As a young graduate student in the United States years ago, I was most puzzled by the American expression, “There is no such thing as a free lunch.”. In India there were many free lunches, literally. The daily “langars” at Sikh Gurudwaras are commonly known across north India. There’s nothing material expected in return, when a middle-class India donates meals, food or grain to a local charity, not even a tax deduction. My own father quietly funded several indigent students without telling anyone but my mom about it. Just across the Misssissippi River from my university was the ISKCON (Hare Krishna) temple where free lunches were offered to anyone who walked in.
Charity in India has a long traditon and it goes beyond free meals. Across the country in which I grew up, “dharamsalas” offered virtually free (or low cost) accomodations for travellers, pilgrims or otherwise. The only thing close to it in the USA are “youth hostels”. Temples and bridges to reach temples were and are funded by wealthy families.
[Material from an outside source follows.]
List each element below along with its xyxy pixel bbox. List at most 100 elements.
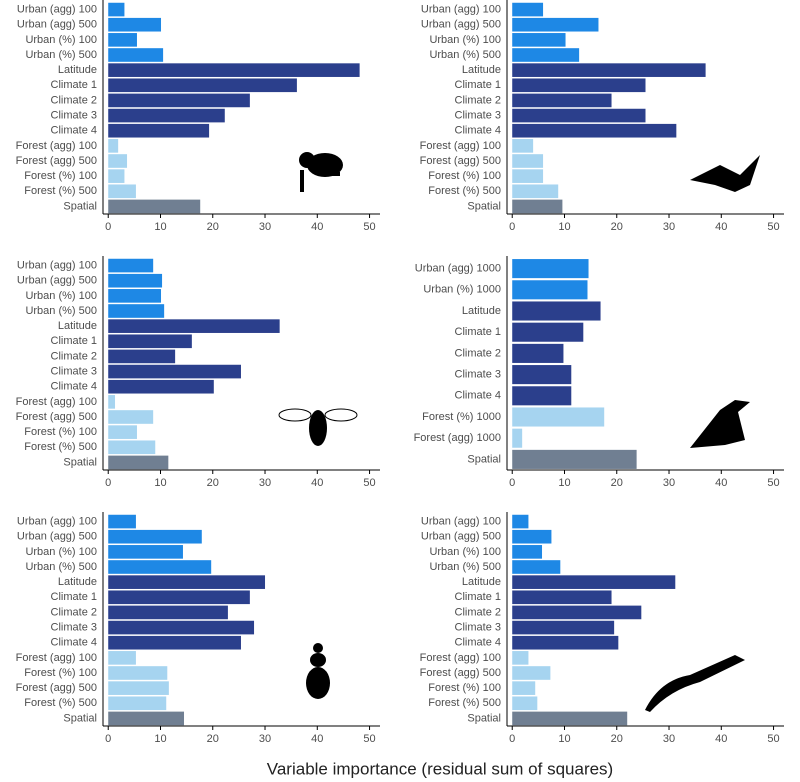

Most recently Azim Premji, the Chairman of Wipro Limited, a large outsourcer, pledged $2 billion to educate Indians. And the Akshay Patra foundation keeps 1.2 million poor children is school by feeding them lunches; it is the largest such NGO in the world and is funded partly by Indian and Indian American billionaires. The American India Foundation and Pratham are other charities that do great work in India based on donations.
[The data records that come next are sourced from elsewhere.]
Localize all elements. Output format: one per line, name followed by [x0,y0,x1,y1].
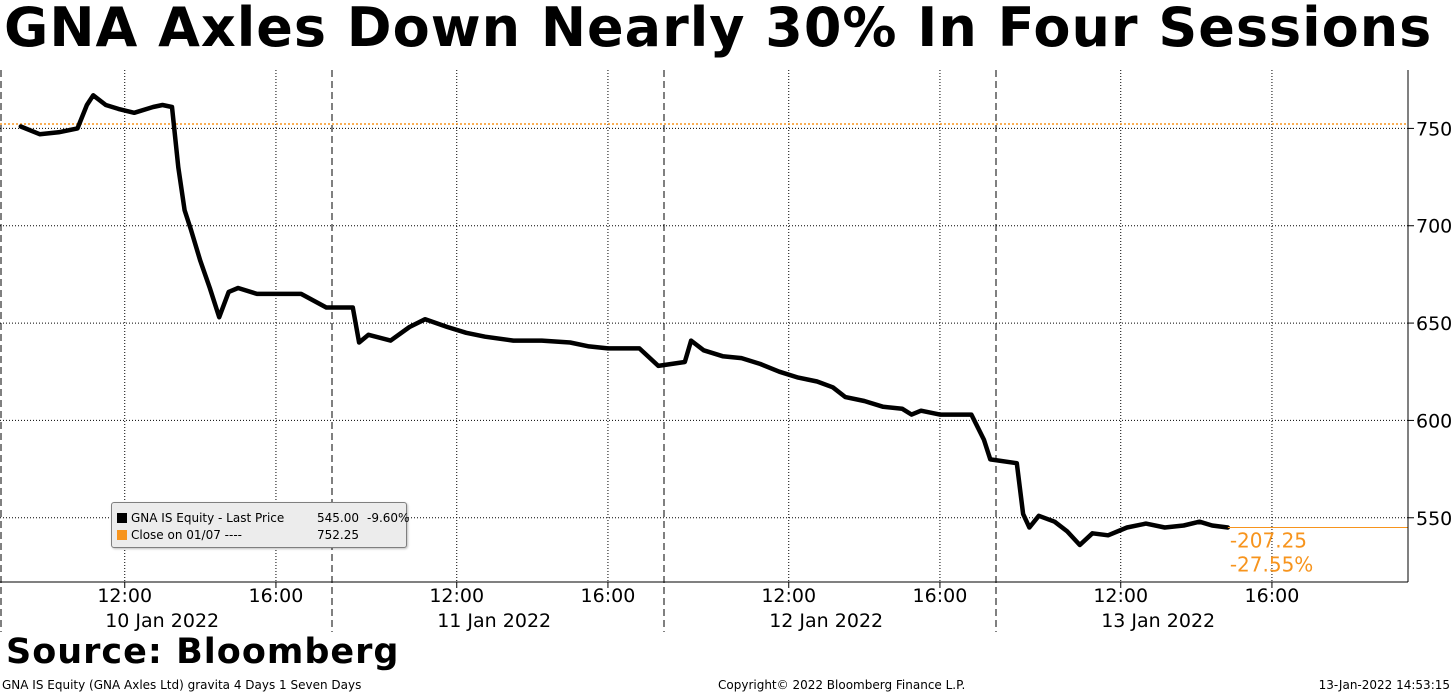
legend-item-prior-close: Close on 01/07 ---- 752.25 [117,528,359,542]
x-tick-label: 12:00 [761,585,816,607]
axes: 550 600 650 700 750 12:00 16:00 10 Jan 2022 12:0… [0,70,1452,632]
y-tick-label: 600 [1416,410,1452,432]
y-tick-label: 650 [1416,313,1452,335]
source-label: Source: Bloomberg [6,632,400,672]
grid [0,70,1408,632]
chart-title: GNA Axles Down Nearly 30% In Four Sessio… [4,0,1433,59]
x-tick-label: 12:00 [1093,585,1148,607]
change-pct-annotation: -27.55% [1230,552,1313,576]
footer-copyright: Copyright© 2022 Bloomberg Finance L.P. [718,678,966,692]
day-label: 12 Jan 2022 [769,610,883,632]
legend-value: 545.00 [317,511,359,525]
y-tick-label: 550 [1416,508,1452,530]
day-label: 10 Jan 2022 [105,610,219,632]
legend-pct: -9.60% [367,511,410,525]
series-layer: -207.25-27.55% [18,93,1408,576]
x-tick-label: 16:00 [913,585,968,607]
legend-label: GNA IS Equity - Last Price [131,511,285,525]
legend-swatch-prior-close [117,530,127,540]
x-tick-label: 16:00 [249,585,304,607]
x-tick-label: 12:00 [429,585,484,607]
x-tick-label: 12:00 [97,585,152,607]
y-tick-label: 750 [1416,118,1452,140]
day-label: 11 Jan 2022 [437,610,551,632]
legend-swatch-last-price [117,513,127,523]
change-annotation: -207.25 [1230,528,1307,552]
x-tick-label: 16:00 [581,585,636,607]
footer-ticker-info: GNA IS Equity (GNA Axles Ltd) gravita 4 … [2,678,362,692]
legend-item-last-price: GNA IS Equity - Last Price 545.00 -9.60% [117,511,409,525]
footer-timestamp: 13-Jan-2022 14:53:15 [1318,678,1450,692]
x-tick-label: 16:00 [1245,585,1300,607]
legend-label: Close on 01/07 ---- [131,528,242,542]
price-line [18,93,1231,548]
legend-value: 752.25 [317,528,359,542]
y-tick-label: 700 [1416,216,1452,238]
day-label: 13 Jan 2022 [1101,610,1215,632]
legend: GNA IS Equity - Last Price 545.00 -9.60%… [111,502,409,548]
So I am puzzled that Bill Gates and Warren Buffett are headed to India to encourage wealthy Indians to donate to charity. In a letter this year, Gates highlighted the need for donations, especially to plug a $720 million gap in a global program to wipe out polio. Before the Global Polio Eradication Initiative began in 1988, the disease paralyzed at least 350,000 children in more than 125 countries annually. This is a good cause for sure. But I am not sure that Gates needs to travel to India to promote fundraising for it.